En medio de los múltiples balances sobre las recientes elecciones en Bolivia y sus implicancias para el Perú, hay una conclusión que se impone con claridad: la principal causa de la derrota del MAS y del proyecto de cambio y el triunfo derechista fue el fratricidio interno, producto de pugnas caudillistas que no solo fragmentaron el voto o lo llevaron a la nada, sino que generaron un autoboicot prolongado a lo largo del gobierno de Arce. Este conflicto interno impidió tomar medidas oportunas para enfrentar la crisis, debilitando al proyecto político desde sus propias entrañas.Además, quedó demostrado que no basta con redistribuir los excedentes de hidrocarburos ni con mantener disciplina fiscal. El modelo boliviano, aunque exitoso durante varios periodos de gobierno, requería una diversificación económica sostenida, con participación tanto pública como privada. Hoy, algunos intentan reescribir la historia negando los logros del modelo, pero lo cierto es que su colapso responde a las razones descritas que mostraron el agotamiento de las fórmulas planteadas y de la necesidad de renovar el proyecto.
¿Y el Perú?
Más allá de las diferencias entre ambos países, lo ocurrido en Bolivia anticipa un escenario preocupante para el Perú: una segunda vuelta dominada por las ultraderechas, ante la incapacidad de las izquierdas de articular una oposición coherente al actual gobierno y de construir una alternativa de cambio. La mirada estrecha y el cortoplacismo han impedido una unidad más amplia entre el reagrupamiento de izquierdas, la socialdemocracia, el liberalismo progresista y el llamado «castillismo».

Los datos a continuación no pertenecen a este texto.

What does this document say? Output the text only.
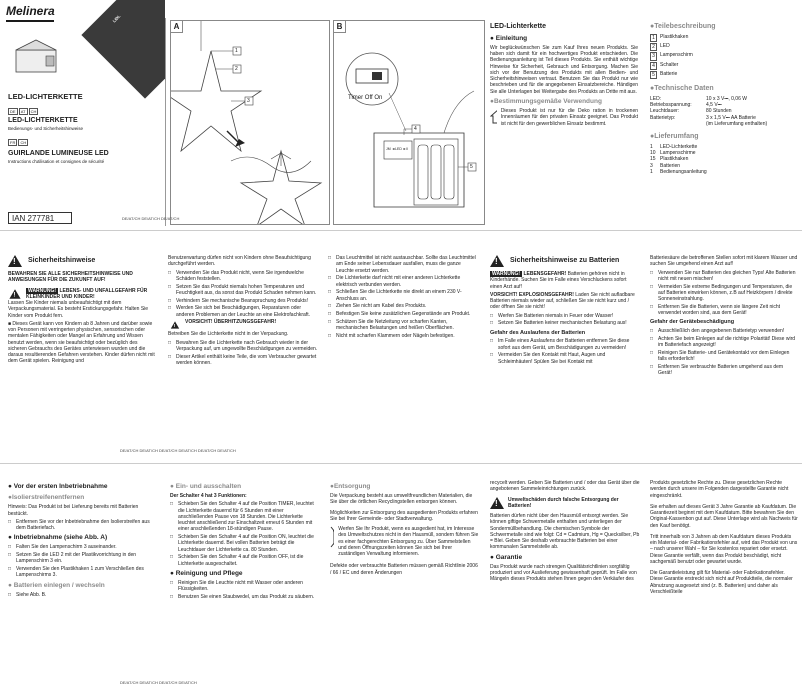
Melinera
LIDL
LED-LICHTERKETTE
DE AT CH
LED-LICHTERKETTE
Bedienungs- und Sicherheitshinweise
FR CH
GUIRLANDE LUMINEUSE LED
Instructions d'utilisation et consignes de sécurité
IAN 277781
A
1
2
3
B
Timer Off On
JM ◄LED ►ll
4
5
DE/AT/CH DE/AT/CH DE/AT/CH
LED-Lichterkette
● Einleitung
Wir beglückwünschen Sie zum Kauf Ihres neuen Produkts. Sie haben sich damit für ein hochwertiges Produkt entschieden. Die Bedienungsanleitung ist Teil dieses Produkts. Sie enthält wichtige Hinweise für Sicherheit, Gebrauch und Entsorgung. Machen Sie sich vor der Benutzung des Produkts mit allen Bedien- und Sicherheitshinweisen vertraut. Benutzen Sie das Produkt nur wie beschrieben und für die angegebenen Einsatzbereiche. Händigen Sie alle Unterlagen bei Weitergabe des Produkts an Dritte mit aus.
●Bestimmungsgemäße Verwendung
Dieses Produkt ist nur für die Deko ration in trockenen Innenräumen für den privaten Einsatz geeignet. Das Produkt ist nicht für den gewerblichen Einsatz bestimmt.
●Teilebeschreibung
1	Plastikhaken
2	LED
3	Lampenschirm
4	Schalter
5	Batterie
●Technische Daten
LED:	10 x 3 V⎓, 0,06 W
Betriebsspannung:	4,5 V⎓
Leuchtdauer:	80 Stunden
Batterietyp:	3 x 1,5 V⎓ AA Batterie
(im Lieferumfang enthalten)
●Lieferumfang
1	LED-Lichterkette
10 Lampenschirme
15 Plastikhaken
3	Batterien
1	Bedienungsanleitung
!
Sicherheitshinweise
BEWAHREN SIE ALLE SICHERHEITSHINWEISE UND ANWEISUNGEN FÜR DIE ZUKUNFT AUF!
!
WARNUNG! LEBENS- UND UNFALLGEFAHR FÜR KLEINKINDER UND KINDER!
Lassen Sie Kinder niemals unbeaufsichtigt mit dem Verpackungsmaterial. Es besteht Erstickungsgefahr. Halten Sie Kinder vom Produkt fern.
■ Dieses Gerät kann von Kindern ab 8 Jahren und darüber sowie von Personen mit verringerten physischen, sensorischen oder mentalen Fähigkeiten oder Mangel an Erfahrung und Wissen benutzt werden, wenn sie beaufsichtigt oder bezüglich des sicheren Gebrauchs des Gerätes unterwiesen wurden und die daraus resultierenden Gefahren verstehen. Kinder dürfen nicht mit dem Gerät spielen. Reinigung und
Benutzerwartung dürfen nicht von Kindern ohne Beaufsichtigung durchgeführt werden.
□ Verwenden Sie das Produkt nicht, wenn Sie irgendwelche Schäden feststellen.
□ Setzen Sie das Produkt niemals hohen Temperaturen und Feuchtigkeit aus, da sonst das Produkt Schaden nehmen kann.
□ Verhindern Sie mechanische Beanspruchung des Produkts!
□ Werden Sie sich bei Beschädigungen, Reparaturen oder anderen Problemen an der Leuchte an eine Elektrofachkraft.
!
VORSICHT! ÜBERHITZUNGSGEFAHR!
Betreiben Sie die Lichterkette nicht in der Verpackung.
□ Bewahren Sie die Lichterkette nach Gebrauch wieder in der Verpackung auf, um ungewollte Beschädigungen zu vermeiden.
□ Dieser Artikel enthält keine Teile, die vom Verbraucher gewartet werden können.
□ Das Leuchtmittel ist nicht austauschbar. Sollte das Leuchtmittel am Ende seiner Lebensdauer ausfallen, muss die ganze Leuchte ersetzt werden.
□ Die Lichterkette darf nicht mit einer anderen Lichterkette elektrisch verbunden werden.
□ Schließen Sie die Lichterkette nie direkt an einem 230 V-Anschluss an.
□ Ziehen Sie nicht am Kabel des Produkts.
□ Befestigen Sie keine zusätzlichen Gegenstände am Produkt.
□ Schützen Sie die Netzleitung vor scharfen Kanten, mechanischen Belastungen und heißen Oberflächen.
□ Nicht mit scharfen Klammern oder Nägeln befestigen.
!
Sicherheitshinweise zu Batterien
WARNUNG! LEBENSGEFAHR! Batterien gehören nicht in Kinderhände. Suchen Sie im Falle eines Verschluckens sofort einen Arzt auf!
VORSICHT! EXPLOSIONSGEFAHR! Laden Sie nicht aufladbare Batterien niemals wieder auf, schließen Sie sie nicht kurz und / oder öffnen Sie sie nicht!
□ Werfen Sie Batterien niemals in Feuer oder Wasser!
□ Setzen Sie Batterien keiner mechanischen Belastung aus!
Gefahr des Auslaufens der Batterien
□ Im Falle eines Auslaufens der Batterien entfernen Sie diese sofort aus dem Gerät, um Beschädigungen zu vermeiden!
□ Vermeiden Sie den Kontakt mit Haut, Augen und Schleimhäuten! Spülen Sie bei Kontakt mit
Batteriesäure die betroffenen Stellen sofort mit klarem Wasser und suchen Sie umgehend einen Arzt auf!
□ Verwenden Sie nur Batterien des gleichen Typs! Alte Batterien nicht mit neuen mischen!
□ Vermeiden Sie extreme Bedingungen und Temperaturen, die auf Batterien einwirken können, z.B auf Heizkörpern / direkte Sonneneinstrahlung.
□ Entfernen Sie die Batterien, wenn sie längere Zeit nicht verwendet worden sind, aus dem Gerät!
Gefahr der Gerätebeschädigung
□ Ausschließlich den angegebenen Batterietyp verwenden!
□ Achten Sie beim Einlegen auf die richtige Polarität! Diese wird im Batteriefach angezeigt!
□ Reinigen Sie Batterie- und Gerätekontakt vor dem Einlegen falls erforderlich!
□ Entfernen Sie verbrauchte Batterien umgehend aus dem Gerät!
DE/AT/CH DE/AT/CH DE/AT/CH DE/AT/CH DE/AT/CH DE/AT/CH
● Vor der ersten Inbetriebnahme
●Isolierstreifenentfernen
Hinweis: Das Produkt ist bei Lieferung bereits mit Batterien bestückt.
□ Entfernen Sie vor der Inbetriebnahme den Isolierstreifen aus dem Batteriefach.
● Inbetriebnahme (siehe Abb. A)
□ Falten Sie den Lampenschirm 3 auseinander.
□ Setzen Sie die LED 2 mit der Plastikvorrichtung in den Lampenschirm 3 ein.
□ Verwenden Sie den Plastikhaken 1 zum Verschließen des Lampenschirms 3.
● Batterien einlegen / wechseln
□ Siehe Abb. B.
● Ein- und ausschalten
Der Schalter 4 hat 3 Funktionen:
□ Schieben Sie den Schalter 4 auf die Position TIMER, leuchtet die Lichterkette dauernd für 6 Stunden mit einer anschließenden Pause von 18 Stunden. Die Lichterkette leuchtet anschließend zur Einschaltzeit erneut 6 Stunden mit einer anschließenden 18-stündigen Pause.
□ Schieben Sie den Schalter 4 auf die Position ON, leuchtet die Lichterkette dauernd. Bei vollen Batterien beträgt die Leuchtdauer der Lichterkette ca. 80 Stunden.
□ Schieben Sie den Schalter 4 auf die Position OFF, ist die Lichterkette ausgeschaltet.
● Reinigung und Pflege
□ Reinigen Sie die Leuchte nicht mit Wasser oder anderen Flüssigkeiten.
□ Benutzen Sie einen Staubwedel, um das Produkt zu säubern.
●Entsorgung
Die Verpackung besteht aus umweltfreundlichen Materialien, die Sie über die örtlichen Recyclingstellen entsorgen können.
Möglichkeiten zur Entsorgung des ausgedienten Produkts erfahren Sie bei Ihrer Gemeinde- oder Stadtverwaltung.
Werfen Sie Ihr Produkt, wenn es ausgedient hat, im Interesse des Umweltschutzes nicht in den Hausmüll, sondern führen Sie es einer fachgerechten Entsorgung zu. Über Sammelstellen und deren Öffnungszeiten können Sie sich bei Ihrer zuständigen Verwaltung informieren.
Defekte oder verbrauchte Batterien müssen gemäß Richtlinie 2006 / 66 / EC und deren Änderungen
recycelt werden. Geben Sie Batterien und / oder das Gerät über die angebotenen Sammeleinrichtungen zurück.
!
Umweltschäden durch falsche Entsorgung der Batterien!
Batterien dürfen nicht über den Hausmüll entsorgt werden. Sie können giftige Schwermetalle enthalten und unterliegen der Sondermüllbehandlung. Die chemischen Symbole der Schwermetalle sind wie folgt: Cd = Cadmium, Hg = Quecksilber, Pb = Blei. Geben Sie deshalb verbrauchte Batterien bei einer kommunalen Sammelstelle ab.
● Garantie
Das Produkt wurde nach strengen Qualitätsrichtlinien sorgfältig produziert und vor Auslieferung gewissenhaft geprüft. Im Falle von Mängeln dieses Produkts stehen Ihnen gegen den Verkäufer des
Produkts gesetzliche Rechte zu. Diese gesetzlichen Rechte werden durch unsere im Folgenden dargestellte Garantie nicht eingeschränkt.
Sie erhalten auf dieses Gerät 3 Jahre Garantie ab Kaufdatum. Die Garantiezeit beginnt mit dem Kaufdatum. Bitte bewahren Sie den Original-Kassenbon gut auf. Diese Unterlage wird als Nachweis für den Kauf benötigt.
Tritt innerhalb von 3 Jahren ab dem Kaufdatum dieses Produkts ein Material- oder Fabrikationsfehler auf, wird das Produkt von uns – nach unserer Wahl – für Sie kostenlos repariert oder ersetzt. Diese Garantie verfällt, wenn das Produkt beschädigt, nicht sachgemäß benutzt oder gewartet wurde.
Die Garantieleistung gilt für Material- oder Fabrikationsfehler. Diese Garantie erstreckt sich nicht auf Produktteile, die normaler Abnutzung ausgesetzt sind (z. B. Batterien) und daher als Verschleißteile
DE/AT/CH DE/AT/CH DE/AT/CH DE/AT/CH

La fragmentación actual golpea especialmente a las fuerzas de izquierda, nacional-populares y progresistas. En medio de la «candidatitis», se olvida que estamos frente a un régimen mafioso y autoritario, un bloque reaccionario que se ha hecho del control de las instituciones capaz de excluir candidatos de centro e izquierda, bloquear la inscripción de organizaciones políticas y preparar un escenario electoral favorable a las derechas. Esta miopía política revela no solo una crisis de representación, sino una profunda crisis estratégica de las izquierdas.
¿Cómo salir de este laberinto?
No se trata de regodearnos en nuestras desgracias, sino de pensar cómo construir una salida. La apuesta por una insurgencia democrática y electoral sigue vigente. Aunque las elecciones no ofrecen, por sí solas, una solución a la crisis, sí pueden convertirse en un espacio de agitación política, un terreno para profundizar una voluntad destituyente y, al mismo tiempo, empezar a afirmar una voluntad constituyente.
En lugar de persistir en guerras fratricidas, deberíamos estar pensando en cómo articular políticamente y electoralmente nuestras fuerzas, a pesar de las diferencias. Hay opciones, pero requieren audacia y desprendimiento, cualidades que la mediocridad dominante impide vislumbrar. Las desconfianzas entre los distintos sectores son comprensibles y quizás reflejan el agotamiento de un ciclo político en las izquierdas. Sin embargo, también podrían ser el preludio del nacimiento de un nuevo y mejor ciclo.
Es hora de preguntarnos si estamos a la altura de las circunstancias. Derrotar a las mafias reaccionarias y abrir un nuevo momento histórico para el país exige coraje, visión estratégica y voluntad de unidad.